RansomEXX: ransomware responsável pelo ataque ao STJ

RansomEXX foi o malware que o hacker usou para sequestrar os dados do sistema do Superior Tribunal de Justiça (STJ), do tipo ransomware, de acordo com um dos técnicos da corte.

Em uma das mensagens trocadas entre os técnicos do STJ, há informações sobre o ataque, como publicou o site ‘O Antagonista’.   

“Basicamente foi um ataque do tipo ransomware. Uma conta Domain Admin foi explorada o que permitiu que o hacker tivesse acesso aos nossos servidores, se inserisse em grupos de administração do ambiente virtual e, por fim, criptografasse boa parte das nossas máquinas virtuais”.

O técnico faz uma observação para que o STJ insista em políticas de trocas de senha frequentemente, duplo fator de autenticação, “especialmente para contas com privilégio de administração do ambiente e soluções de gestão de credenciais.

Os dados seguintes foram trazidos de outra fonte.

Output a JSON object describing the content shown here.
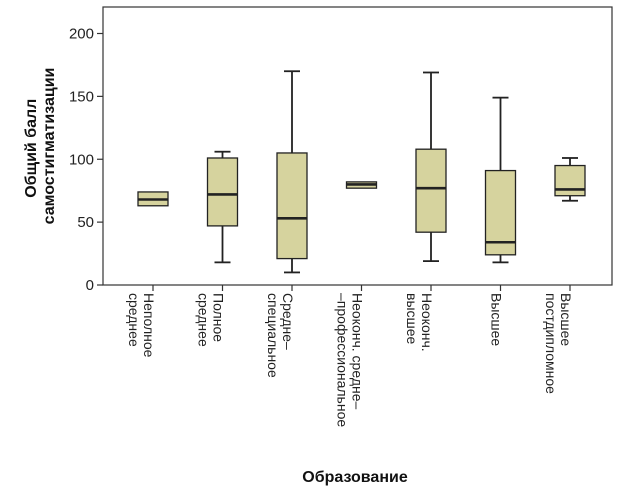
{
  "chart_data": {
    "type": "boxplot",
    "xlabel": "Образование",
    "ylabel_lines": [
      "Общий балл",
      "самостигматизации"
    ],
    "ylim": [
      0,
      220
    ],
    "yticks": [
      0,
      50,
      100,
      150,
      200
    ],
    "grid": false,
    "box_color": "#d6d39e",
    "line_color": "#222222",
    "categories": [
      {
        "label_lines": [
          "Неполное",
          "среднее"
        ],
        "whisker_low": null,
        "q1": 63,
        "median": 68,
        "q3": 74,
        "whisker_high": null
      },
      {
        "label_lines": [
          "Полное",
          "среднее"
        ],
        "whisker_low": 18,
        "q1": 47,
        "median": 72,
        "q3": 101,
        "whisker_high": 106
      },
      {
        "label_lines": [
          "Средне–",
          "специальное"
        ],
        "whisker_low": 10,
        "q1": 21,
        "median": 53,
        "q3": 105,
        "whisker_high": 170
      },
      {
        "label_lines": [
          "Неоконч. средне–",
          "–профессиональное"
        ],
        "whisker_low": null,
        "q1": 77,
        "median": 80,
        "q3": 82,
        "whisker_high": null
      },
      {
        "label_lines": [
          "Неоконч.",
          "высшее"
        ],
        "whisker_low": 19,
        "q1": 42,
        "median": 77,
        "q3": 108,
        "whisker_high": 169
      },
      {
        "label_lines": [
          "Высшее"
        ],
        "whisker_low": 18,
        "q1": 24,
        "median": 34,
        "q3": 91,
        "whisker_high": 149
      },
      {
        "label_lines": [
          "Высшее",
          "постдипломное"
        ],
        "whisker_low": 67,
        "q1": 71,
        "median": 76,
        "q3": 95,
        "whisker_high": 101
      }
    ]
  }
}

Essa mensagem foi enviada logo após o ataque. Entretanto, depois, houve a confirmação de que a invasão foi maior, pois o ataque criptografou todo o sistema.

Em seguida, como informamos aqui nessa matéria, o hacker(s) pediu dinheiro para devolver as informações, como costuma acontecer em ataques ransomware.

Ransomware 

Ransomware é a junção das palavras ‘ransom’ – que significa o dinheiro utilizado para pagar um resgate de sequestro – com ‘malware’, que é o nome dado aos softwares maliciosos.

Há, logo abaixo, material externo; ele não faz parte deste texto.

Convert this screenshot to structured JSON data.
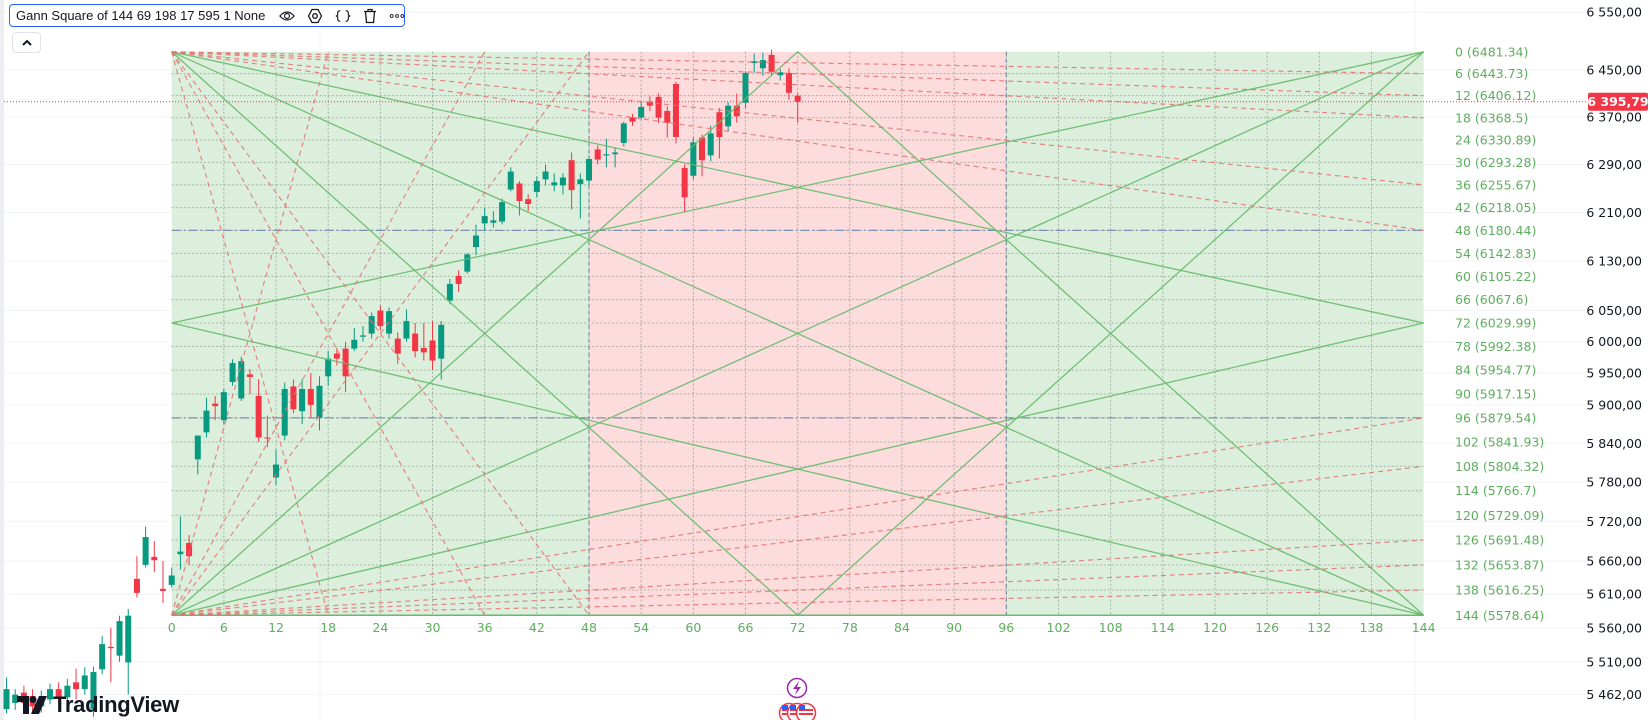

Portanto, Ransomware é a prática de crime cibernético que cobra determinado valor pela devolução dos dados sequestrados.

RansomExx STJ

Cada hacker, ou grupo, faz esses ataques utilizando ransomwares diferentes, existem milhares deles por aí.

Como vimos aqui no site, o responsável pelo ataque ao STJ deixou um arquivo no servidor da corte em que exige um pagamento para devolver os dados. 

O STJ não mencionou em nenhum comunicado quem foi o autor dos ataques ao sistema do tribunal, mas o site americano BleepingComputer descobriu que a gangue RansomEXX que fez a ação.

O site contactou a gangue, que respondeu pedindo para que ignorasse a mensagem caso não representasse oficialmente a companhia afetada.

O malware RansomEXX ataca as redes das vítimas e roubar documentos importantes, enquanto espalha o ransomware para outros sistemas. 

O RansomEXX, após capturar todo controle do sistema das vítimas, envia payloads do ransomware para todos os dispositivos disponíveis na rede atingida.

RansomEXX e o STJ

O RansomEXX surgiu em maio deste ano e é uma adaptação do Defray777, que é de 2017 e atacava, geralmente, áreas da saúde e educação.

Assim como o Defray, o RansomExx é um Trojan (cavalo-de-troia) que se espalha através de documentos anexados em e-mails.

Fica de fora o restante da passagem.